Round Up Guitars

1955 Gretsch Round Up

Color: Orange, Rating: 9.00, Sold (ID# 00004)
Call to Inquire: (818) 222-4113

The Cowboy's Dream Guitar!

This 13 1/4-inch-wide semi-solid body guitar weighs just 7.30 lbs. and has a nice, fat nut width of just under 1 11/16 inches and a scale length of 24 1/2 inches. Chambered mahogany body with a "G" branded into the front and with studded leather tooled with Western motifs around the sides, mahogany neck, and bound rosewood fretboard with 22 frets and inlaid pearl hump-top block position markers. Headstock with inlaid pearl Gretsch "T-roof" logo and pearl horseshoe inlay. Individual Grover StaTite tuners with oval metal buttons. Two DeArmond single-coil pickups, with an outputs of 3.10k, and 3.09k. Tortoiseshell pickguard with engraved steer's head. Four controls (master tone and two individual volume controls on lower treble bout, one master volume control on cutaway bout) and one three-way selector switch on upper bass bout. Metal knobs with cross-hatch pattern on sides and arrow on top. Melita Synchro-Sonic bridge and G-hole flat tailpiece with Western-style belt buckle covering the string anchors. All hardware gold-plated. Apart from some extremely minor belt-buckle wear on the back of the body, this is an exceptionally clean and original example. Housed in its original white leather "cowboy" case trimmed with "western-style" embossed brown leather, interior with red plush lining and Gretsch ribbon intact. The guitar also has the the following original (1955) ‘tags’…Gretsch inspection tag; Gretsch Guarantee Registration Card; Melita Bridge Directions for use; Gretsch instruction booklet; Gretsch Gold hang tag; Gretsch Guitar polishing cloth instructions; Gretsch Guitar polishing cloth plastic bag; Gretsch Guarantee in original Gretsch envelope.

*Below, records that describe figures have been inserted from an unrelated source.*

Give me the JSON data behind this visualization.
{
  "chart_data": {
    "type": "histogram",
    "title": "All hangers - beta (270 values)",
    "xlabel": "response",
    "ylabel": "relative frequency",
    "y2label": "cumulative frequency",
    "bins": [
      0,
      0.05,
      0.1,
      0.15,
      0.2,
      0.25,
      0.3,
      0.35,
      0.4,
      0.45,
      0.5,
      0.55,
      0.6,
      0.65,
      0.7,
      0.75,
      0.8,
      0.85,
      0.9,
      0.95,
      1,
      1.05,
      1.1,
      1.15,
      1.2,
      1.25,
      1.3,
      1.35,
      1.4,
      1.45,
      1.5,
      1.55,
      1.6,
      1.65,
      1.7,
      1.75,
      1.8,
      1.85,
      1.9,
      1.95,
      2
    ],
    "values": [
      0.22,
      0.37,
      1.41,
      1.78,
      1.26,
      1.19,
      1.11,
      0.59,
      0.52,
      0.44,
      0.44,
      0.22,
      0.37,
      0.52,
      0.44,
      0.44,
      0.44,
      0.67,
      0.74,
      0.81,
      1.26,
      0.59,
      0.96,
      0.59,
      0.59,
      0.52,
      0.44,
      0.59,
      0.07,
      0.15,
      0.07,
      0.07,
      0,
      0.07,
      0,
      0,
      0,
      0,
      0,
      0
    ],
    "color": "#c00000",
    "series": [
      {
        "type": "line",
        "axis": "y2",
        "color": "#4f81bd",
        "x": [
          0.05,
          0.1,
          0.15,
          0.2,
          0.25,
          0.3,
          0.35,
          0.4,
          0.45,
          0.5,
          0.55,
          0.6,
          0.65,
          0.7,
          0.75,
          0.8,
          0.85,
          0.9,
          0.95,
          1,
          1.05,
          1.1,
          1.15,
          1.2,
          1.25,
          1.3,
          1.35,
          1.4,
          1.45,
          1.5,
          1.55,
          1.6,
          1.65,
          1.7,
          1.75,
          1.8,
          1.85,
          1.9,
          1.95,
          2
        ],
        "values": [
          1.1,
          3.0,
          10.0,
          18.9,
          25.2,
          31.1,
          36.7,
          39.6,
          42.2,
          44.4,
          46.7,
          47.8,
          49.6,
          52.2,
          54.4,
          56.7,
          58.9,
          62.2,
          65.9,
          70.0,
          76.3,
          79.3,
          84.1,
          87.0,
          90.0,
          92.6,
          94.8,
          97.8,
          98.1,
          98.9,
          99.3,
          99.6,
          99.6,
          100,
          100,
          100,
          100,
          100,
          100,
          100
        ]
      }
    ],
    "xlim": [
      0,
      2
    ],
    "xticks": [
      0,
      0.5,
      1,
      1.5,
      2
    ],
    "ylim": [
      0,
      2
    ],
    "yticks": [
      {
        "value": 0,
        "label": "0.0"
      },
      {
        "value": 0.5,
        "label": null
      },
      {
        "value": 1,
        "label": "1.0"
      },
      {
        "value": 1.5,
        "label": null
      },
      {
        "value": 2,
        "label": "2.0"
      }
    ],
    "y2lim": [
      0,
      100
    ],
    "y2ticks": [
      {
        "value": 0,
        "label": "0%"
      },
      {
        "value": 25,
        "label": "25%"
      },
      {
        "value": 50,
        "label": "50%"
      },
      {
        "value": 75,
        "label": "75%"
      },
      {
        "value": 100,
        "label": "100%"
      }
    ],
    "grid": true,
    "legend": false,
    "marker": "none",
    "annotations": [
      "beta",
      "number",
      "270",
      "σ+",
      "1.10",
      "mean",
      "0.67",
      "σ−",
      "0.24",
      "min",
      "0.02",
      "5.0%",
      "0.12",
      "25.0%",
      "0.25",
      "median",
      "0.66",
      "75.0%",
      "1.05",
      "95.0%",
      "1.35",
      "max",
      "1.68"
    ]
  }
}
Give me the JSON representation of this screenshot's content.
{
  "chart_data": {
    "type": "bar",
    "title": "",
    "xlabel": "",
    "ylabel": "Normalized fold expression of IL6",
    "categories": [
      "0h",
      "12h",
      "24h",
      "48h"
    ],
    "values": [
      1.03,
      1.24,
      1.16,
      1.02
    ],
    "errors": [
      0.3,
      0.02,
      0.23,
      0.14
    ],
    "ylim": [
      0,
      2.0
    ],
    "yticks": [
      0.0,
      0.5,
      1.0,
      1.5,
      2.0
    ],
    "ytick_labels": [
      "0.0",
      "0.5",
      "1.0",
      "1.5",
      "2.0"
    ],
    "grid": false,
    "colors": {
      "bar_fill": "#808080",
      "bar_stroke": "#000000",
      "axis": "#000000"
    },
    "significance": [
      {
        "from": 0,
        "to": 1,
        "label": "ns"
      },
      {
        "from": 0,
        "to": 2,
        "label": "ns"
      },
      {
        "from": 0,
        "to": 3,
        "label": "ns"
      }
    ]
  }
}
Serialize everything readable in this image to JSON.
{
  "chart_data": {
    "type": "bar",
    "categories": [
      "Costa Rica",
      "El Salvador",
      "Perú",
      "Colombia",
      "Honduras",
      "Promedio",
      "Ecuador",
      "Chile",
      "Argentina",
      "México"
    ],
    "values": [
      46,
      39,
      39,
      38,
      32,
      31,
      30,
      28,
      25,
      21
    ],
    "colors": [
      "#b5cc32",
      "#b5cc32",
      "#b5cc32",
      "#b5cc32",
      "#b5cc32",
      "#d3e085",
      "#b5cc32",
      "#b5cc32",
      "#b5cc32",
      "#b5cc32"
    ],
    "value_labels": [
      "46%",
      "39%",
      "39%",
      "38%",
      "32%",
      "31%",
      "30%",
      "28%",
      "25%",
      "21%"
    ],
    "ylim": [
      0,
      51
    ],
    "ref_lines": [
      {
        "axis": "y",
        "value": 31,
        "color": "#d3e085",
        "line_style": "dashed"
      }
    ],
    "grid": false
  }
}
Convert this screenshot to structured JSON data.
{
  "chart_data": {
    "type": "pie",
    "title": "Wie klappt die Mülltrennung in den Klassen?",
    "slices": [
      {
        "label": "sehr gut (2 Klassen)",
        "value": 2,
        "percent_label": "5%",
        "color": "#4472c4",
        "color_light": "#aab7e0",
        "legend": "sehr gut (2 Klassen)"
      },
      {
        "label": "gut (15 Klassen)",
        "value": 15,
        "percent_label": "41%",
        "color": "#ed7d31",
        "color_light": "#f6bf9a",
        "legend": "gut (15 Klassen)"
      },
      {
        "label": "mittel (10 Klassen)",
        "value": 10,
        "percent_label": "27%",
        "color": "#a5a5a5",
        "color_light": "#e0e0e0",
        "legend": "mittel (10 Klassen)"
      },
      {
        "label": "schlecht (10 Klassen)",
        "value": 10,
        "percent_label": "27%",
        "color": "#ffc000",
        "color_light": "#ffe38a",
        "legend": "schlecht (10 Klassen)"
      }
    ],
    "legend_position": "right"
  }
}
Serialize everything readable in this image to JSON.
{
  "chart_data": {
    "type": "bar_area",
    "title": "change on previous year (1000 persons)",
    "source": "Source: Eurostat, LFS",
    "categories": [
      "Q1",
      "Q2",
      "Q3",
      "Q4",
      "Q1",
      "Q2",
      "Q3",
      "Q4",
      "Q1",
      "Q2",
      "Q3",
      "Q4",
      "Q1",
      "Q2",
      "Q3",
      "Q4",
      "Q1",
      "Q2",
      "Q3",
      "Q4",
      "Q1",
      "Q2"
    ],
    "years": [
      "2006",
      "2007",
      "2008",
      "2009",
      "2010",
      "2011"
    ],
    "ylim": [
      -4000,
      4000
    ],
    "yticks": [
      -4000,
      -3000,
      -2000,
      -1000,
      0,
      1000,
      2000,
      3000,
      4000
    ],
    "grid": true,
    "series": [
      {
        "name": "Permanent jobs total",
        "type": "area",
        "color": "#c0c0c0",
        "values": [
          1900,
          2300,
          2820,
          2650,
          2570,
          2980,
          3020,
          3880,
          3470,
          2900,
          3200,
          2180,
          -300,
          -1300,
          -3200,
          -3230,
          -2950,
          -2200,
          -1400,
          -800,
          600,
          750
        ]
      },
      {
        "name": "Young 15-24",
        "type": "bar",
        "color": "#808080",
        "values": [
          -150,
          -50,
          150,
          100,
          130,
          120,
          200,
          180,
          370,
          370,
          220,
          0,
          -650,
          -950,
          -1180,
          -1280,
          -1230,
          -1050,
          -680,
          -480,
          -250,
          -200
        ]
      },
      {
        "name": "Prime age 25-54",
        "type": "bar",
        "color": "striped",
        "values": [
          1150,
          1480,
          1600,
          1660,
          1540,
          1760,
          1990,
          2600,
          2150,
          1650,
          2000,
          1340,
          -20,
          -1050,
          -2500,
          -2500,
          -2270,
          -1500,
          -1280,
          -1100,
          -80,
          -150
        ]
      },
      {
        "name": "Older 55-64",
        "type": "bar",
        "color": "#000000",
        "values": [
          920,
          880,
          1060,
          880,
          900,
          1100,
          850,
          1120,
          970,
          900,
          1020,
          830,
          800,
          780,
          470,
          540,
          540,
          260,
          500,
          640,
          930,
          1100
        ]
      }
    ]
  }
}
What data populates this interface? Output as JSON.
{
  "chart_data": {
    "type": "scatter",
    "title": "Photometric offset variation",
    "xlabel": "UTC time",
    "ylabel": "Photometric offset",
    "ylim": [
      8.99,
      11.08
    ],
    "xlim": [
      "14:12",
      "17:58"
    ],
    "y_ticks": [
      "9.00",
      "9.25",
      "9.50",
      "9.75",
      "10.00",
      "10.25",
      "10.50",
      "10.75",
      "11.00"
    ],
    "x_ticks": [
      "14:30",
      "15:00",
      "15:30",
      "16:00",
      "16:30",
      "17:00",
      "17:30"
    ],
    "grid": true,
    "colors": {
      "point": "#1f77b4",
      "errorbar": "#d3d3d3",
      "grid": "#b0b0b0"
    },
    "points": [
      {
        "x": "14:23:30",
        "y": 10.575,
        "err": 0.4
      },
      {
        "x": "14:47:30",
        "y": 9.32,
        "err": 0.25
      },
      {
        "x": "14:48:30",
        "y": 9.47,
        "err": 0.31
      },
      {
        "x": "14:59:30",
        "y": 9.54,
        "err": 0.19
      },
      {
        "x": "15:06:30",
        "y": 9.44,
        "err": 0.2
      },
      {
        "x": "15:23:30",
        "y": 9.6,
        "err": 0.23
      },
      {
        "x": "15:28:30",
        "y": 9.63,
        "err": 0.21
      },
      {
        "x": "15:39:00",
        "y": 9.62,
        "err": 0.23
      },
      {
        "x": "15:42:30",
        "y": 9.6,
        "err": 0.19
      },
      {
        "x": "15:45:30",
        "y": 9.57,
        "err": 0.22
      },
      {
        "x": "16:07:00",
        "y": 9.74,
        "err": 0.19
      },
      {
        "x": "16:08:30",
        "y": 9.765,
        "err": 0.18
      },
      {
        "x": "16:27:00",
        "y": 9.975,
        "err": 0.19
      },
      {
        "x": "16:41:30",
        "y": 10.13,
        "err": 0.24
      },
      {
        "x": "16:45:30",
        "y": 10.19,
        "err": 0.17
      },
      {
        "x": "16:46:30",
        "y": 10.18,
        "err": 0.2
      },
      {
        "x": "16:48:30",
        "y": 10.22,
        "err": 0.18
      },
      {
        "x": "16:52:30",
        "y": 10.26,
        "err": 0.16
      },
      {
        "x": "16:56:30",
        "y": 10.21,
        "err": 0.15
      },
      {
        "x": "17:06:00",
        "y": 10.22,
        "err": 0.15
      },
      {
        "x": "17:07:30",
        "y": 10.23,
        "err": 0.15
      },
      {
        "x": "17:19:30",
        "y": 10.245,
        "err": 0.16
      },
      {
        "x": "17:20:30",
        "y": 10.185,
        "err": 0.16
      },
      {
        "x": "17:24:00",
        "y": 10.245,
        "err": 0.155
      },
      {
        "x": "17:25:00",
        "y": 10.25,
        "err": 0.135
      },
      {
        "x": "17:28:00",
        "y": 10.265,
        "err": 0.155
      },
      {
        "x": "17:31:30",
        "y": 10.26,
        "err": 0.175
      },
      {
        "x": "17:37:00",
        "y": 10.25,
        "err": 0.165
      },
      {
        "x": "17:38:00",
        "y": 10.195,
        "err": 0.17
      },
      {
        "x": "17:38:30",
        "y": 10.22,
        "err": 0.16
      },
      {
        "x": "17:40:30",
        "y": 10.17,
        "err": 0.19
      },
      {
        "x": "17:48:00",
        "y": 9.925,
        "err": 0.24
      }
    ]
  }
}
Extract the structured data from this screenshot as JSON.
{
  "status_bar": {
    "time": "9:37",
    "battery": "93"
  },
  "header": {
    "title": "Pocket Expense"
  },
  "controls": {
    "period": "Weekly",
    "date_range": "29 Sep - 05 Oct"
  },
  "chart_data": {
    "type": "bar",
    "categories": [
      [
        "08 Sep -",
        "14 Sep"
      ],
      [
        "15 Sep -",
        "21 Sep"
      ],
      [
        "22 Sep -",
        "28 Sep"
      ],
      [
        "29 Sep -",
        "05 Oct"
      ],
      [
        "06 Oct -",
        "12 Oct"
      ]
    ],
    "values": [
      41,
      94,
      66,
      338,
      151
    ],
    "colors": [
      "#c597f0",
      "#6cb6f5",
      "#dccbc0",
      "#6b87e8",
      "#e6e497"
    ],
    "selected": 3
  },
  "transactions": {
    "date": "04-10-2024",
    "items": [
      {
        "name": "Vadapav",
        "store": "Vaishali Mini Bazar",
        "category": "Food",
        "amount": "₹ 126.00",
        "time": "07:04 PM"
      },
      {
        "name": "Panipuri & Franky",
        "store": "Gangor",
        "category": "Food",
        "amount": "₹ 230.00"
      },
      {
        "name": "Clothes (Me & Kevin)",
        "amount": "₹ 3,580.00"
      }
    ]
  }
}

Aimed at the rising number of country players, Gretsch adorned the Round Up with unrelenting Western decoration. "The Round Up had a steer's head logo on the headstock and pickguard. There were various Western motifs (mostly steer's heads and cacti) engraved into the block fingerboard markers. A belt buckle with a homely wagon-train scene was attached to the tailpiece. There was even a big G (for Gretsch) actually branded into the front of the 'Western' orange-finish body, which had metal-studded leather stuck around its sides embossed with yet more cacti and steer's heads. And to hang all this from the shoulders of the adoring new owner, the guitar came with a leather strap encrusted with rhinestones and decked out the obligatory steers and cacti. Subtle it was not. Gretsch optimistically described the Round Up as having 'masculine beauty'" (Tony Bacon and Paul Day, The Gretsch Book, p. 22).